Suppose we want to recognize a handwritten digit. The input is not handed to the computer as the idea of “seven.” It arrives as a rectangular array of pixel values. The network transforms that array through layers of arithmetic and produces ten scores, one for each possible digit. At first its internal numbers are mostly unhelpful. Training nudges them toward better predictions, one batch at a time.
Everything begins as a tensor
A tensor is a multidimensional array with a shape and a numerical data type. A grayscale image might have shape 28 × 28. A batch of 64 color images might have shape 64 × 3 × 224 × 224: examples, channels, height, width. Text, audio, video, model weights, intermediate activations, and gradients can all be represented as tensors.
The forward pass
Each connection carries a weight. A neuron-like unit multiplies its inputs by weights, adds a bias, and applies an activation function. Stacking many such transformations lets the model build increasingly useful internal representations.
Why activations matter
Without nonlinear activations, many stacked linear layers collapse into one linear transformation. Functions such as ReLU, GELU, sigmoid, or tanh bend the computation, allowing a network to approximate complex boundaries and interactions. Different architectures choose activations for different numerical and modeling properties.

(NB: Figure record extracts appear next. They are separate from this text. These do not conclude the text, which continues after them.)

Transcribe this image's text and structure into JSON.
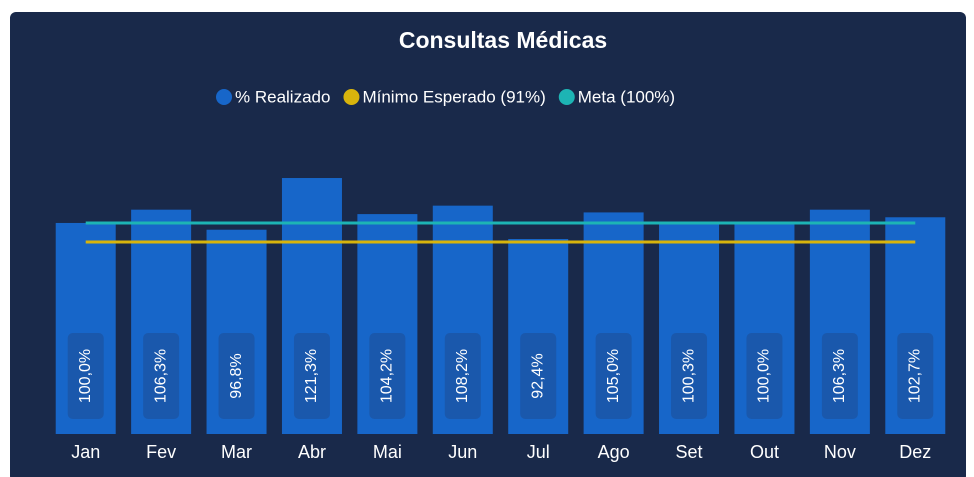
{
  "chart_data": {
    "type": "bar",
    "title": "Consultas Médicas",
    "categories": [
      "Jan",
      "Fev",
      "Mar",
      "Abr",
      "Mai",
      "Jun",
      "Jul",
      "Ago",
      "Set",
      "Out",
      "Nov",
      "Dez"
    ],
    "series": [
      {
        "name": "% Realizado",
        "type": "bar",
        "color": "#1766c9",
        "values": [
          100.0,
          106.3,
          96.8,
          121.3,
          104.2,
          108.2,
          92.4,
          105.0,
          100.3,
          100.0,
          106.3,
          102.7
        ],
        "value_labels": [
          "100,0%",
          "106,3%",
          "96,8%",
          "121,3%",
          "104,2%",
          "108,2%",
          "92,4%",
          "105,0%",
          "100,3%",
          "100,0%",
          "106,3%",
          "102,7%"
        ]
      },
      {
        "name": "Mínimo Esperado (91%)",
        "type": "line",
        "color": "#d8b40c",
        "values": [
          91,
          91,
          91,
          91,
          91,
          91,
          91,
          91,
          91,
          91,
          91,
          91
        ]
      },
      {
        "name": "Meta (100%)",
        "type": "line",
        "color": "#1db4b4",
        "values": [
          100,
          100,
          100,
          100,
          100,
          100,
          100,
          100,
          100,
          100,
          100,
          100
        ]
      }
    ],
    "ylim": [
      0,
      145
    ]
  }
}
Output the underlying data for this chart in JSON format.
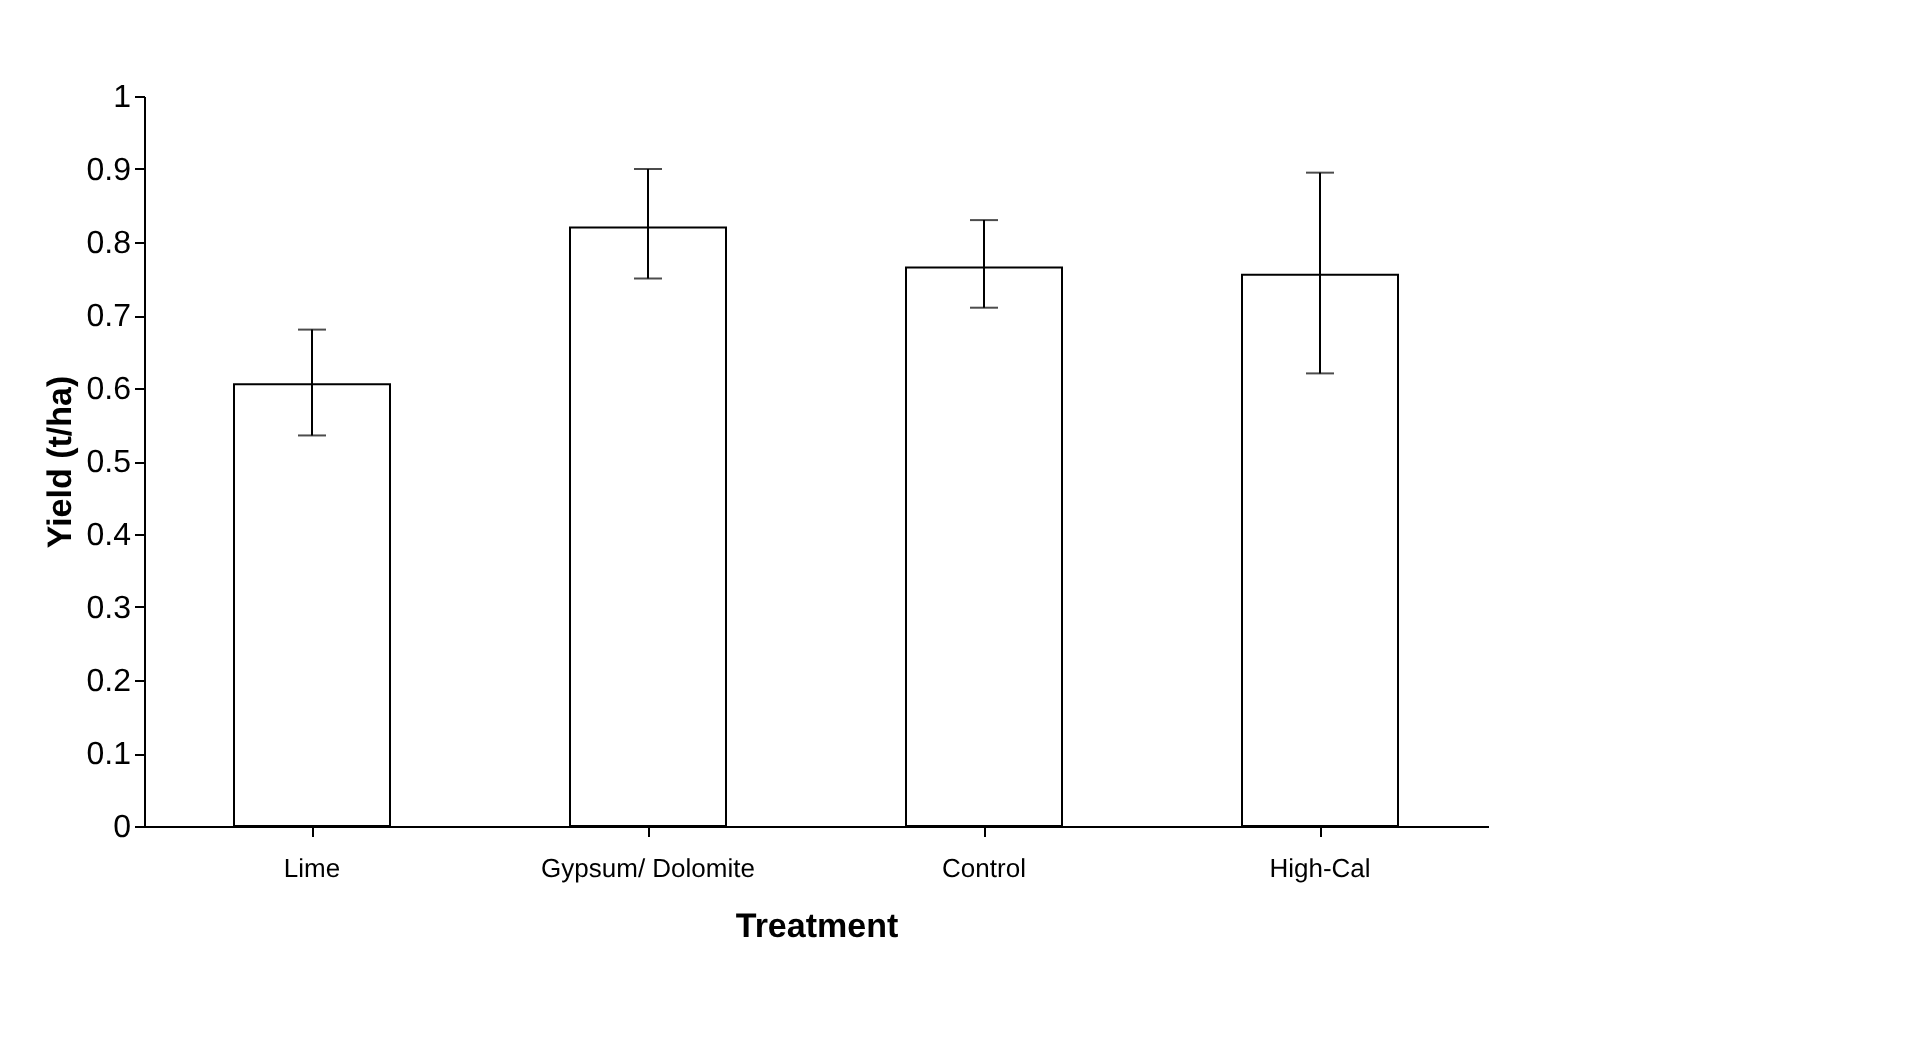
{
  "chart_data": {
    "type": "bar",
    "xlabel": "Treatment",
    "ylabel": "Yield (t/ha)",
    "categories": [
      "Lime",
      "Gypsum/ Dolomite",
      "Control",
      "High-Cal"
    ],
    "values": [
      0.605,
      0.82,
      0.765,
      0.755
    ],
    "errors": [
      [
        0.535,
        0.68
      ],
      [
        0.75,
        0.9
      ],
      [
        0.71,
        0.83
      ],
      [
        0.62,
        0.895
      ]
    ],
    "color": "#ffffff",
    "ylim": [
      0,
      1
    ],
    "yticks": [
      0,
      0.1,
      0.2,
      0.3,
      0.4,
      0.5,
      0.6,
      0.7,
      0.8,
      0.9,
      1
    ],
    "grid": false
  }
}
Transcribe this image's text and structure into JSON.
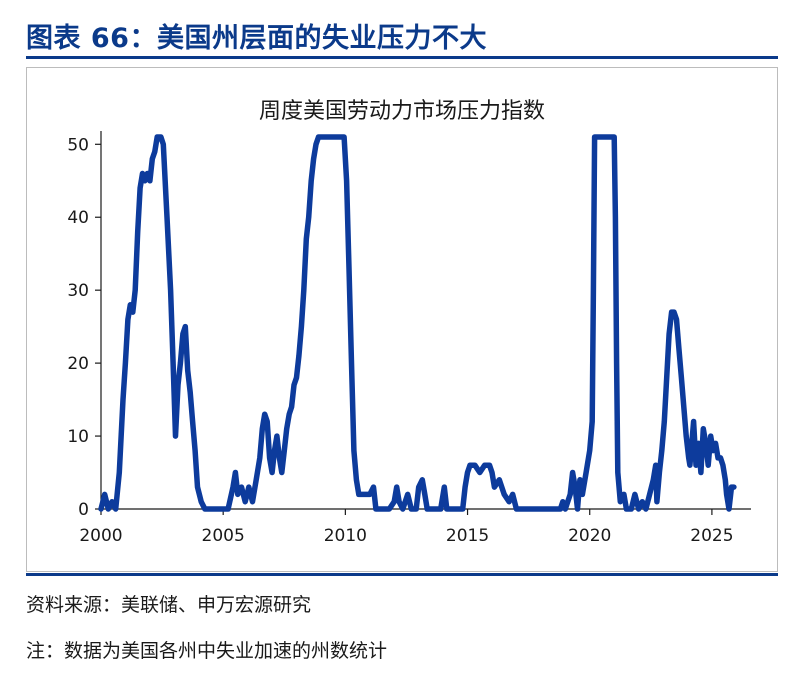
{
  "figure": {
    "title": "图表 66：美国州层面的失业压力不大",
    "source": "资料来源：美联储、申万宏源研究",
    "note": "注：数据为美国各州中失业加速的州数统计"
  },
  "colors": {
    "accent": "#0b3a8a",
    "series": "#0d3b9c",
    "axis": "#1a1a1a",
    "frame": "#bcbcbc"
  },
  "chart_data": {
    "type": "line",
    "title": "周度美国劳动力市场压力指数",
    "xlabel": "",
    "ylabel": "",
    "xlim": [
      2000,
      2026.6
    ],
    "ylim": [
      0,
      51
    ],
    "x_ticks": [
      2000,
      2005,
      2010,
      2015,
      2020,
      2025
    ],
    "y_ticks": [
      0,
      10,
      20,
      30,
      40,
      50
    ],
    "grid": false,
    "legend": "none",
    "series": [
      {
        "name": "",
        "points": [
          [
            2000.0,
            0
          ],
          [
            2000.15,
            2
          ],
          [
            2000.3,
            0
          ],
          [
            2000.45,
            1
          ],
          [
            2000.6,
            0
          ],
          [
            2000.75,
            5
          ],
          [
            2000.9,
            15
          ],
          [
            2001.0,
            20
          ],
          [
            2001.1,
            26
          ],
          [
            2001.2,
            28
          ],
          [
            2001.3,
            27
          ],
          [
            2001.4,
            30
          ],
          [
            2001.5,
            38
          ],
          [
            2001.6,
            44
          ],
          [
            2001.7,
            46
          ],
          [
            2001.8,
            45
          ],
          [
            2001.9,
            46
          ],
          [
            2002.0,
            45
          ],
          [
            2002.1,
            48
          ],
          [
            2002.2,
            49
          ],
          [
            2002.3,
            51
          ],
          [
            2002.45,
            51
          ],
          [
            2002.55,
            50
          ],
          [
            2002.7,
            40
          ],
          [
            2002.85,
            30
          ],
          [
            2002.95,
            20
          ],
          [
            2003.05,
            10
          ],
          [
            2003.15,
            17
          ],
          [
            2003.25,
            20
          ],
          [
            2003.35,
            24
          ],
          [
            2003.45,
            25
          ],
          [
            2003.55,
            19
          ],
          [
            2003.65,
            16
          ],
          [
            2003.75,
            12
          ],
          [
            2003.85,
            8
          ],
          [
            2003.95,
            3
          ],
          [
            2004.1,
            1
          ],
          [
            2004.25,
            0
          ],
          [
            2004.6,
            0
          ],
          [
            2005.0,
            0
          ],
          [
            2005.2,
            0
          ],
          [
            2005.4,
            3
          ],
          [
            2005.5,
            5
          ],
          [
            2005.6,
            2
          ],
          [
            2005.75,
            3
          ],
          [
            2005.9,
            1
          ],
          [
            2006.05,
            3
          ],
          [
            2006.2,
            1
          ],
          [
            2006.35,
            4
          ],
          [
            2006.5,
            7
          ],
          [
            2006.6,
            11
          ],
          [
            2006.7,
            13
          ],
          [
            2006.8,
            12
          ],
          [
            2006.9,
            7
          ],
          [
            2007.0,
            5
          ],
          [
            2007.1,
            8
          ],
          [
            2007.2,
            10
          ],
          [
            2007.3,
            7
          ],
          [
            2007.4,
            5
          ],
          [
            2007.5,
            8
          ],
          [
            2007.6,
            11
          ],
          [
            2007.7,
            13
          ],
          [
            2007.8,
            14
          ],
          [
            2007.9,
            17
          ],
          [
            2008.0,
            18
          ],
          [
            2008.1,
            21
          ],
          [
            2008.2,
            25
          ],
          [
            2008.3,
            30
          ],
          [
            2008.4,
            37
          ],
          [
            2008.5,
            40
          ],
          [
            2008.6,
            45
          ],
          [
            2008.7,
            48
          ],
          [
            2008.8,
            50
          ],
          [
            2008.9,
            51
          ],
          [
            2009.5,
            51
          ],
          [
            2009.95,
            51
          ],
          [
            2010.05,
            45
          ],
          [
            2010.15,
            33
          ],
          [
            2010.25,
            20
          ],
          [
            2010.35,
            8
          ],
          [
            2010.45,
            4
          ],
          [
            2010.55,
            2
          ],
          [
            2010.7,
            2
          ],
          [
            2011.0,
            2
          ],
          [
            2011.15,
            3
          ],
          [
            2011.25,
            0
          ],
          [
            2011.8,
            0
          ],
          [
            2012.0,
            1
          ],
          [
            2012.1,
            3
          ],
          [
            2012.2,
            1
          ],
          [
            2012.35,
            0
          ],
          [
            2012.55,
            2
          ],
          [
            2012.7,
            0
          ],
          [
            2012.9,
            0
          ],
          [
            2013.0,
            3
          ],
          [
            2013.15,
            4
          ],
          [
            2013.25,
            2
          ],
          [
            2013.35,
            0
          ],
          [
            2013.9,
            0
          ],
          [
            2014.05,
            3
          ],
          [
            2014.15,
            0
          ],
          [
            2014.8,
            0
          ],
          [
            2014.9,
            3
          ],
          [
            2015.0,
            5
          ],
          [
            2015.1,
            6
          ],
          [
            2015.3,
            6
          ],
          [
            2015.5,
            5
          ],
          [
            2015.7,
            6
          ],
          [
            2015.9,
            6
          ],
          [
            2016.0,
            5
          ],
          [
            2016.1,
            3
          ],
          [
            2016.3,
            4
          ],
          [
            2016.5,
            2
          ],
          [
            2016.7,
            1
          ],
          [
            2016.85,
            2
          ],
          [
            2017.0,
            0
          ],
          [
            2017.2,
            0
          ],
          [
            2017.5,
            0
          ],
          [
            2018.0,
            0
          ],
          [
            2018.5,
            0
          ],
          [
            2018.8,
            0
          ],
          [
            2018.9,
            1
          ],
          [
            2019.0,
            0
          ],
          [
            2019.2,
            2
          ],
          [
            2019.3,
            5
          ],
          [
            2019.4,
            3
          ],
          [
            2019.5,
            0
          ],
          [
            2019.6,
            4
          ],
          [
            2019.7,
            2
          ],
          [
            2019.85,
            5
          ],
          [
            2020.0,
            8
          ],
          [
            2020.1,
            12
          ],
          [
            2020.15,
            30
          ],
          [
            2020.2,
            51
          ],
          [
            2021.0,
            51
          ],
          [
            2021.05,
            40
          ],
          [
            2021.1,
            20
          ],
          [
            2021.15,
            5
          ],
          [
            2021.25,
            1
          ],
          [
            2021.4,
            2
          ],
          [
            2021.5,
            0
          ],
          [
            2021.7,
            0
          ],
          [
            2021.85,
            2
          ],
          [
            2022.0,
            0
          ],
          [
            2022.15,
            1
          ],
          [
            2022.3,
            0
          ],
          [
            2022.45,
            2
          ],
          [
            2022.6,
            4
          ],
          [
            2022.7,
            6
          ],
          [
            2022.75,
            1
          ],
          [
            2022.85,
            5
          ],
          [
            2022.95,
            8
          ],
          [
            2023.05,
            12
          ],
          [
            2023.15,
            18
          ],
          [
            2023.25,
            24
          ],
          [
            2023.35,
            27
          ],
          [
            2023.45,
            27
          ],
          [
            2023.55,
            26
          ],
          [
            2023.65,
            22
          ],
          [
            2023.75,
            18
          ],
          [
            2023.85,
            14
          ],
          [
            2023.95,
            10
          ],
          [
            2024.05,
            7
          ],
          [
            2024.1,
            6
          ],
          [
            2024.2,
            10
          ],
          [
            2024.25,
            12
          ],
          [
            2024.35,
            6
          ],
          [
            2024.45,
            9
          ],
          [
            2024.55,
            5
          ],
          [
            2024.65,
            11
          ],
          [
            2024.75,
            9
          ],
          [
            2024.85,
            6
          ],
          [
            2024.95,
            10
          ],
          [
            2025.05,
            8
          ],
          [
            2025.15,
            9
          ],
          [
            2025.25,
            7
          ],
          [
            2025.35,
            7
          ],
          [
            2025.45,
            6
          ],
          [
            2025.55,
            4
          ],
          [
            2025.6,
            2
          ],
          [
            2025.7,
            0
          ],
          [
            2025.8,
            3
          ],
          [
            2025.9,
            3
          ]
        ]
      }
    ]
  }
}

A loss turns “wrong” into a number
The model’s output is compared with the desired target using a loss function. Classification often uses cross-entropy; regression may use squared or absolute error. The loss is not intelligence or disappointment. It is a scalar objective: lower should mean better according to the task we specified.
Walk the loss curve yourself
Change the starting weight, learning rate, momentum, and step count. Then step the optimizer or run the complete trail. High learning rates can overshoot or diverge; momentum can accelerate and also carry the update past the minimum.
Ready at the selected starting point.
This deliberately uses one parameter and the loss L(w) = 0.25(w − 2)² + 0.4 so the actual update path can be drawn. Real networks repeat the same gradient logic across vastly higher-dimensional parameter spaces.
Backpropagation assigns responsibility
The crucial question is not merely “how wrong was the answer?” but “which parameter contributed how much to that error?” Backpropagation applies the chain rule from the loss backward through the recorded computation. It produces a gradient for each trainable parameter: the local direction in which a tiny change would increase the loss. Moving against that direction should reduce it, at least nearby.
Frameworks such as PyTorch build a computation graph during the forward pass and use automatic differentiation to calculate these gradients. Some intermediate tensors must be retained for backward computation, which is one reason training generally needs more memory than inference.
The complete training step
Optimizers are update rules
Basic stochastic gradient descent subtracts the gradient multiplied by a learning rate. Momentum smooths the direction across steps. Adam keeps moving averages of gradient statistics and adapts update sizes per parameter. None removes the need for careful data, objectives, validation, and hyperparameter choices.
Learning the task, not memorizing the sheet
Low training loss alone is not enough. A model can memorize quirks in its training examples and fail on new data—overfitting. A separate validation set helps measure generalization. Regularization, data augmentation, dropout, weight decay, early stopping, and simply obtaining better representative data can all influence the gap.
Training ends; inference remains
During inference the model normally performs only the forward pass. The learned parameter values are fixed, gradient tracking is disabled, and the system can optimize for latency, throughput, power, or memory. This same distinction holds for a tiny classifier and a large language model: training discovers parameters; inference uses them.